September 30, 2010
The Nationals Member for Gippsland Darren Chester is questioning the value of an emergency warning system based on mobile phones without any commitment from the Federal Government to fix blackspot areas in Gippsland.
Mr Chester has told Federal Parliament that the new warning system would be virtually useless unless the Gillard Government allocated funding for blackspots in bushfire-prone areas.
“At the time of the announcement, both the Prime Minister and the Victorian Premier gave the impression that the proposed new system would deliver 100 percent coverage to Australians,” Mr Chester told Parliament.
“In fact the Premier is quoted as saying, ‘This system would enable our agencies to send warning messages to mobile phones no matter where they are in the state’.
“That is simply not the case. We don’t want residents or visitors to regional or remote parts of Victoria, or the rest of Australia, believing that they will receive a warning of impending disaster.
“I must stress that I’m not opposed to improving the systems of warning based on a mobile phone’s location and the current system of warnings based on the billing address was only ever intended as a stop-gap measure.
“But it doesn’t make much sense to spend millions of dollars without a concurrent program to fix the mobile phone blackspots which exist right throughout regional Australia.”

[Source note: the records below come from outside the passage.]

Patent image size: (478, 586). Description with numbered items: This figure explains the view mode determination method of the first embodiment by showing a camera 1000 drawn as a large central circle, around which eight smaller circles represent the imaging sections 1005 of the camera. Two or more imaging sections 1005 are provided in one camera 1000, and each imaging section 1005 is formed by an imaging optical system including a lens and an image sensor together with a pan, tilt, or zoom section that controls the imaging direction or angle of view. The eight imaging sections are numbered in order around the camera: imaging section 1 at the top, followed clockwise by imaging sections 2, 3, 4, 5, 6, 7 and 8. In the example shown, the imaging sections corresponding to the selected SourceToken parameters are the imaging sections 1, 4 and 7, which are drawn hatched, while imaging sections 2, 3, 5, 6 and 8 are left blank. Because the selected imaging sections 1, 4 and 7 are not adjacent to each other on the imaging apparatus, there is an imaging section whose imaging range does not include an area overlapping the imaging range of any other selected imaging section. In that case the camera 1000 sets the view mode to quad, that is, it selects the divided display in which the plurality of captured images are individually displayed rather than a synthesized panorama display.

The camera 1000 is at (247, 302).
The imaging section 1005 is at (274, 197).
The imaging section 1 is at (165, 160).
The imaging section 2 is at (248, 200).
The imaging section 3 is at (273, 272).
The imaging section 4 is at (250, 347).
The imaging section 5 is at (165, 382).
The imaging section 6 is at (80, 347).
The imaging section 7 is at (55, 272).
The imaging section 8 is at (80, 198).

Mr Chester has challenged the Prime Minister to introduce an extensive mobile phone black spots program to overcome the lack of service in several parts of Gippsland.
“I agree with the Premier and Prime Minister that this technology has the potential to save lives in the future. But it will be virtually useless in many parts of Gippsland, where the mobile phone reception is patchy or non-existent. The most patchy areas tend to be the most bushfire prone parts of the electorate.
“The Nationals in Coalition put forward a policy during the election campaign to reduce mobile phone blackspots because we recognise the importance of improving coverage in regional and remote areas.”
Mr Chester said mobile phone coverage had been progressively improved under the former Coalition Government but areas of the high country, far East Gippsland, the Strzeleckis and central Gippsland still lacked adequate reception.